Sua trajetória política, até o momento, é marcada por tentativas sucessivas ao Legislativo. Sem nunca ter exercido cargo público, o candidato já tentou cadeiras de vereador, deputado estadual e deputado federal por São Paulo, militando por legendas como o PV e o PRTB antes de consolidar sua atual filiação. A composição da chapa traz a empresária Suêd Haidar como vice-candidata.
O envolvimento de Grassi com o setor não é apenas acadêmico. Ele atua como conselheiro na Associação Nacional de Clínicos Veterinários de Pequenos Animais de São Paulo (Anclipeva-SP), ocupando um espaço de articulação que agora tenta traduzir em votos em âmbito nacional.
A candidatura representa um marco histórico para o Democrata.
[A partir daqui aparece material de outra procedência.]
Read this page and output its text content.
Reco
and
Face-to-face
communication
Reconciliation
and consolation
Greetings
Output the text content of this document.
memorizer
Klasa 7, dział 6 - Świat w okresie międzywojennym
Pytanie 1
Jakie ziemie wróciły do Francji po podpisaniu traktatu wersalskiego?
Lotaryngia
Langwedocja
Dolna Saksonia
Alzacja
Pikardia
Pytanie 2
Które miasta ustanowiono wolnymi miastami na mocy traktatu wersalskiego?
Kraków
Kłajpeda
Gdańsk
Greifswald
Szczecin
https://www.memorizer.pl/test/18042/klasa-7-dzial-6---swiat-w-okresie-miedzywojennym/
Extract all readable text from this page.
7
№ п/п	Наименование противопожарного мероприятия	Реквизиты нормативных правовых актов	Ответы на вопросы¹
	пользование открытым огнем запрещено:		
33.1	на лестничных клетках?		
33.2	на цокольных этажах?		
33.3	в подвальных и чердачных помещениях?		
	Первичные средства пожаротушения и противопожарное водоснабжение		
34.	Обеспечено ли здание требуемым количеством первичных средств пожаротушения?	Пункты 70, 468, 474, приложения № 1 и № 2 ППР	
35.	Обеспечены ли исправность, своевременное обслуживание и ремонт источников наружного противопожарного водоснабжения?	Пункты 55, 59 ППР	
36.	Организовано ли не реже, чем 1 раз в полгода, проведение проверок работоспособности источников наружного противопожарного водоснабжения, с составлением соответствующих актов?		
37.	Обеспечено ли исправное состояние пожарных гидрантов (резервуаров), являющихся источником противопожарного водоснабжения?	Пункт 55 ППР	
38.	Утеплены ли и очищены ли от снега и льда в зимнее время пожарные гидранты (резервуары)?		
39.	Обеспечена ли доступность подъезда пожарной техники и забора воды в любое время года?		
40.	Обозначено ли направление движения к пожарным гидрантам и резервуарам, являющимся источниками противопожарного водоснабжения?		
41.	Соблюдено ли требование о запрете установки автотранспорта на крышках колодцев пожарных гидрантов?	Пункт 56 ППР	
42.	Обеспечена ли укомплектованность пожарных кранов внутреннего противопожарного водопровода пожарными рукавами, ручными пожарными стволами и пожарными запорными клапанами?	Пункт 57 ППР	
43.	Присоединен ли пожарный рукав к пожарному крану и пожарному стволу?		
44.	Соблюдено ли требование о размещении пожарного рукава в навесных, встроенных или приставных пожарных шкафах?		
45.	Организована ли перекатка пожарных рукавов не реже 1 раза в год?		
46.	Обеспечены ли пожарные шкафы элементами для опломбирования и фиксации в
Desde sua fundação em 2015, quando ainda operava sob o nome Partido da Mulher Brasileira, o partido jamais havia lançado um postulante próprio à Presidência da República. A estreia de Grassi coloca, portanto, a estrutura da legenda em um novo patamar de exposição pública, testando a viabilidade de um discurso focado quase exclusivamente na proteção animal em uma eleição marcada por temas econômicos e de governabilidade.
Resta saber como o eleitorado reagirá à ausência de experiência do candidato no Poder Executivo frente aos nomes mais tradicionais da política brasileira. Por enquanto, Grassi concentra suas energias em consolidar sua imagem junto aos defensores da causa e à classe veterinária, na expectativa de transformar a pauta de nicho em um projeto viável de país.